Solution installée :

Nous avons recommandé et installé un échangeur d’air Venmar EVO5 700 HRV, combinant efficacité énergétique et haute capacité de renouvellement.

Caractéristiques techniques :

  • Modèle : Venmar EVO5 700 HRV

  • Débit maximal : 120 CFM

  • Efficacité thermique : jusqu’à 70 %

  • Commande murale intelligente avec modes personnalisés

  • Éligible à la subvention LogisVert de 550 $

Résultats après 5 jours d’utilisation :

  • CO₂ : réduit à 530 ppm

  • Humidité : stabilisée à 45 %

  • Odeurs éliminées

  • Amélioration du sommeil rapportée par les deux enfants

Pourquoi l’air intérieur est devenu plus toxique que l’air extérieur

Contrairement à l’extérieur, l’air intérieur ne bénéficie pas de la dispersion naturelle des polluants par le vent ou les précipitations. Il est confiné. Et comme nous passons plus de 90 % de notre temps à l’intérieur, l’impact sur notre santé est direct et cumulatif.

Effets documentés :

  • Fatigue chronique due à l’excès de CO₂

  • Allergies exacerbées par les particules fines et les moisissures

  • Maux de tête, troubles de la concentration, irritation oculaire

  • Diminution du système immunitaire chez les enfants et les aînés

L’importance d’un échangeur d’air à Montréal

Que vous viviez dans un condo neuf à Griffintown ou dans un triplex du Plateau…

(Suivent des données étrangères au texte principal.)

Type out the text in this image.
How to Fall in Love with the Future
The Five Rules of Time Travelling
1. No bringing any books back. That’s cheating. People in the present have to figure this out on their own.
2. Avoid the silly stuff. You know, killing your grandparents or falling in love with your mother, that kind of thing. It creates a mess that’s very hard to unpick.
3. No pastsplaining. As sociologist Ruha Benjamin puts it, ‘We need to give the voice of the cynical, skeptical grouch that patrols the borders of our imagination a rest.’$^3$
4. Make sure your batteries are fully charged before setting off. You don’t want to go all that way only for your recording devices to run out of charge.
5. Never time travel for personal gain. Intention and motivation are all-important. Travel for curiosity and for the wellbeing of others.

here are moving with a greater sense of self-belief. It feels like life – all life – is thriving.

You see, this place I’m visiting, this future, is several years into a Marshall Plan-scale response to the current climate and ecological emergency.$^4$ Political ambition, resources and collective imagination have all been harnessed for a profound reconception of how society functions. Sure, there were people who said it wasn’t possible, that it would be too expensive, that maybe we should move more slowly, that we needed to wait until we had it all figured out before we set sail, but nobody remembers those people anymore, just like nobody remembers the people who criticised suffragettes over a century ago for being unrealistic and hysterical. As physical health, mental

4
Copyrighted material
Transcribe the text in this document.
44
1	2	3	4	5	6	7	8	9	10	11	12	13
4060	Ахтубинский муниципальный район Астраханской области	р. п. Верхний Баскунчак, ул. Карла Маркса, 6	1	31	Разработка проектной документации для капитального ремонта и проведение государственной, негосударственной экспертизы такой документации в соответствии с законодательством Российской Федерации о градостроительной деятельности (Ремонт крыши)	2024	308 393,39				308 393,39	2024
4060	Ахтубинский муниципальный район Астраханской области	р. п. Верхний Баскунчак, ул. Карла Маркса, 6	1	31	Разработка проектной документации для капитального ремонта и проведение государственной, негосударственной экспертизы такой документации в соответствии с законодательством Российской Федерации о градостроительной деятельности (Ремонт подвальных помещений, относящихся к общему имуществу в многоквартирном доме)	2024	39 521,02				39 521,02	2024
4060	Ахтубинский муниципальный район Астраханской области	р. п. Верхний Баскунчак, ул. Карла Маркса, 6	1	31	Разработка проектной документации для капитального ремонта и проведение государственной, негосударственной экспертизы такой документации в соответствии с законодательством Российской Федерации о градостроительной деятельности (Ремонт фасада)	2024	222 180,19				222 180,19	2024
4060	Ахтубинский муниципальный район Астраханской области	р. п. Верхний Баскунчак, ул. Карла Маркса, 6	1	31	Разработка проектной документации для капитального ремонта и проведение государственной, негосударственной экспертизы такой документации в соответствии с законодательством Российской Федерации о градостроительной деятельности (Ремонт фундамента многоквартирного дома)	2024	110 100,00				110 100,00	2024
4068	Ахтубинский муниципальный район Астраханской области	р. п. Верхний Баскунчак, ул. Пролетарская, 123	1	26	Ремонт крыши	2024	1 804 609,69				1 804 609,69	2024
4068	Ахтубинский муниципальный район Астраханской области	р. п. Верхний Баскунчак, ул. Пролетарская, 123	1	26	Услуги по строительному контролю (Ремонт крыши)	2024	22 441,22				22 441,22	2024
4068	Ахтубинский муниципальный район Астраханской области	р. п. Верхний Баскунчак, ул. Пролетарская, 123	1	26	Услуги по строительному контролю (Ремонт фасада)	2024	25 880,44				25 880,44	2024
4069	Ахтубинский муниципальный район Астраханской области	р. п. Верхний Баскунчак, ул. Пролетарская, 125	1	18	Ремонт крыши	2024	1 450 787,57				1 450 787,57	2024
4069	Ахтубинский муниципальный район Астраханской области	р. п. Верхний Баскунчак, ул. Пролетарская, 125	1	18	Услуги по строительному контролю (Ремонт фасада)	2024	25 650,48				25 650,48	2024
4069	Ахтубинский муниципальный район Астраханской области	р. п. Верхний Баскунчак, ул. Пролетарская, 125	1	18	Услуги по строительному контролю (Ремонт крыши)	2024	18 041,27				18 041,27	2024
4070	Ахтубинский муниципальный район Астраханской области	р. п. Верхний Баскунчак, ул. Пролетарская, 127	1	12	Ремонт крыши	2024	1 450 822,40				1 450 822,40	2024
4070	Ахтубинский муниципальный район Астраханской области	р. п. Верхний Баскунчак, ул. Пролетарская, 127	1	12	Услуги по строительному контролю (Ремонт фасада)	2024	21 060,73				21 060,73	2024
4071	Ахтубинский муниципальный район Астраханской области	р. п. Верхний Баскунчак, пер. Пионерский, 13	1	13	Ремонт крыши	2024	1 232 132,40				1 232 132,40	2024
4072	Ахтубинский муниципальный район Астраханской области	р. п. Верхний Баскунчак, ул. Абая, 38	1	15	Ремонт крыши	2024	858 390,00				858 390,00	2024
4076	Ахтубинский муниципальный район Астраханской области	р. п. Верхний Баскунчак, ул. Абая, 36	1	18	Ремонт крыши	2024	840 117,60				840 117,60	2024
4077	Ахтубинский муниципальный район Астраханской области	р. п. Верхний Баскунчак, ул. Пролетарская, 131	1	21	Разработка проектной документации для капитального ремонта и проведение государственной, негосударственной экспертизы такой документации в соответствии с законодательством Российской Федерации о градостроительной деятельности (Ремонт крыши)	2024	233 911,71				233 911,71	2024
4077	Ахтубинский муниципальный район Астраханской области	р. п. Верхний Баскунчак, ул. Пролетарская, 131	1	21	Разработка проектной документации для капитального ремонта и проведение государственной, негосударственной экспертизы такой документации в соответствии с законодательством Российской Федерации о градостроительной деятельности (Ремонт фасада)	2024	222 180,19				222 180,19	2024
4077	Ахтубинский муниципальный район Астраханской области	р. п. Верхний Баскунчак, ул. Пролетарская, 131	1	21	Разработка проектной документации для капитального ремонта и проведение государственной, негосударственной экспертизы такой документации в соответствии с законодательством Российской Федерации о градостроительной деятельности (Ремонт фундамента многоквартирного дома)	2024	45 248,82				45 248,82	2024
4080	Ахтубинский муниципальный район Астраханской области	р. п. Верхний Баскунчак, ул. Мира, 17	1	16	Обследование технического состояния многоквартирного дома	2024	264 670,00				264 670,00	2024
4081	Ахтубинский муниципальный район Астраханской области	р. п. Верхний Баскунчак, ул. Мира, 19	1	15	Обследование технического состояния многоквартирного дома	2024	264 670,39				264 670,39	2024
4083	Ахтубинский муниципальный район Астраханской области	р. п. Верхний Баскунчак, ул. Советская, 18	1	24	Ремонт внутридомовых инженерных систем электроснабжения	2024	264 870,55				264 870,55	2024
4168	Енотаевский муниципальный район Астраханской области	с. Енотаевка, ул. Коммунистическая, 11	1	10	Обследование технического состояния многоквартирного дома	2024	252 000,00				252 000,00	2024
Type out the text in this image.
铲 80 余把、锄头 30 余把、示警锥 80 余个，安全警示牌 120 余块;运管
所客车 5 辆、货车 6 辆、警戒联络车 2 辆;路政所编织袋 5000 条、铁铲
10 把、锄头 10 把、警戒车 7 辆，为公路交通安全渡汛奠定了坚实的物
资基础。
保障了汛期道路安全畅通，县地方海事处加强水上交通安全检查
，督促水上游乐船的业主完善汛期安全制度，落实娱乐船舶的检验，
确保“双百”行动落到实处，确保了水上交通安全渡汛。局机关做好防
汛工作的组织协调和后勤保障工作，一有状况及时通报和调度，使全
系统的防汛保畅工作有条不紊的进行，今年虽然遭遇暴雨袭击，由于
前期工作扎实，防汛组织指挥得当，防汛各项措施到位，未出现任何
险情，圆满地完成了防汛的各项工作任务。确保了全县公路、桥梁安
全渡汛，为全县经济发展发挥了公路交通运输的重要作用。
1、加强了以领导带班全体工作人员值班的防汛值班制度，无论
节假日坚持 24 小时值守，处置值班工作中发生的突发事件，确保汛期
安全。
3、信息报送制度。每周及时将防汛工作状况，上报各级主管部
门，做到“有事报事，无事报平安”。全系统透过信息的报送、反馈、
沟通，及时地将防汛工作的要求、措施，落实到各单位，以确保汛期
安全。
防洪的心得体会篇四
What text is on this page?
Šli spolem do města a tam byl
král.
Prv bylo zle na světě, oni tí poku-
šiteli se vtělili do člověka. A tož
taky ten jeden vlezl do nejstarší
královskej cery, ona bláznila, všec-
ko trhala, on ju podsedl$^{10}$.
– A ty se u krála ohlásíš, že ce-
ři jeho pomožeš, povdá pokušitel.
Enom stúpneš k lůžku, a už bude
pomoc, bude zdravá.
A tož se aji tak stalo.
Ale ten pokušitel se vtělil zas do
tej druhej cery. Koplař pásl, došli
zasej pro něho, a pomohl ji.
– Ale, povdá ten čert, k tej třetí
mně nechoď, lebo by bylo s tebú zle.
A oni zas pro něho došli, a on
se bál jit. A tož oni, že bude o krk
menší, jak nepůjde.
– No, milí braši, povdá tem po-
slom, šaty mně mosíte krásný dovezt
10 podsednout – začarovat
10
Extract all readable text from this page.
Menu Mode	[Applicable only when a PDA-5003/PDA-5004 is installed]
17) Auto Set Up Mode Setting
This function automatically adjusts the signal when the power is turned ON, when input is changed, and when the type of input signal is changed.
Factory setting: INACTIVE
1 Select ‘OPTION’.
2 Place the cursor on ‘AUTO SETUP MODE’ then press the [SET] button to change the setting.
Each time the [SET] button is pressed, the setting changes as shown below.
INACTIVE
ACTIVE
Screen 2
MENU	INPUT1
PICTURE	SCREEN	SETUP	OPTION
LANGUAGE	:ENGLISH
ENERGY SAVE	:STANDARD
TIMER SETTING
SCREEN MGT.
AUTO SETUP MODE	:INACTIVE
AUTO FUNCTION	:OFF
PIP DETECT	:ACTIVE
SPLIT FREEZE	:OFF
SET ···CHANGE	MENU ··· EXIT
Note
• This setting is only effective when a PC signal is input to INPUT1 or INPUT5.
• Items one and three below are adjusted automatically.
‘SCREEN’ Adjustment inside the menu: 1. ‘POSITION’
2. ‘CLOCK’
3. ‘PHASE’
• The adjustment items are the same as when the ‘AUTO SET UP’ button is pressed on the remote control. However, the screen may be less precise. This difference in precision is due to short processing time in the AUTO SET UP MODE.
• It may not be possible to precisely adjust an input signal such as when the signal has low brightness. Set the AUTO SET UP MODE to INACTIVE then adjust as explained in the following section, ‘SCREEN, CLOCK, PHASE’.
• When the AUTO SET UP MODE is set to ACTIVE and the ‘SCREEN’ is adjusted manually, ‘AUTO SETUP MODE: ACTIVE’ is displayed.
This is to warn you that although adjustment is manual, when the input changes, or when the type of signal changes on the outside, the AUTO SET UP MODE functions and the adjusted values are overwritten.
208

…vous avez besoin d’un renouvellement d’air contrôlé, sans perte d’énergie. Les échangeurs d’air de type VRC (ventilateurs récupérateurs de chaleur) ou VRE (récupérateurs d’énergie) permettent :

  • D’extraire l’air vicié de la cuisine, salle de bain, chambres

  • D’introduire de l’air frais filtré de l’extérieur

  • De maintenir un taux d’humidité optimal en hiver comme en été

  • De réduire les besoins en chauffage ou climatisation, en conservant l’énergie de l’air extrait

Marques recommandées par AirGreen :

  • Venmar : fiabilité, pièces accessibles au Québec

  • Fantech : compacts, idéals pour logements urbains

  • Lifebreath : haute performance pour grandes maisons

Conseils pour détecter une mauvaise qualité d’air intérieur

  • Installez un capteur de CO₂ et d’humidité

  • Soyez attentif aux odeurs persistantes au réveil

  • Surveillez les maux de tête ou fatigue inhabituelle

  • Vérifiez la présence de métaux lourds ou moisissures lors d’un diagnostic complet

Pourquoi choisir AirGreen?

  • Expertise en ventilation mécanique résidentielle et multilogements

  • Équipe locale connaissant bien les réalités montréalaises (climat, architecture)

  • Accompagnement pour les subventions : LogisVert, Rénoclimat, Chauffez Vert

  • Installation propre, rapide et garantie 10 ans

  • Entretien CVAC régulier disponible à Montréal, Laval, Longueuil, Rive Nord, Rive Sud

Conclusion

La pollution de l’air intérieur à Montréal est devenue un enjeu de santé publique. Ce n’est plus un luxe d’investir dans un système de ventilation CVAC performant, c’est une nécessité pour préserver la santé, le confort et la performance énergétique de votre foyer.

Chez AirGreen, nous respirons avec vous — et nous vous aidons à mieux respirer, chez vous.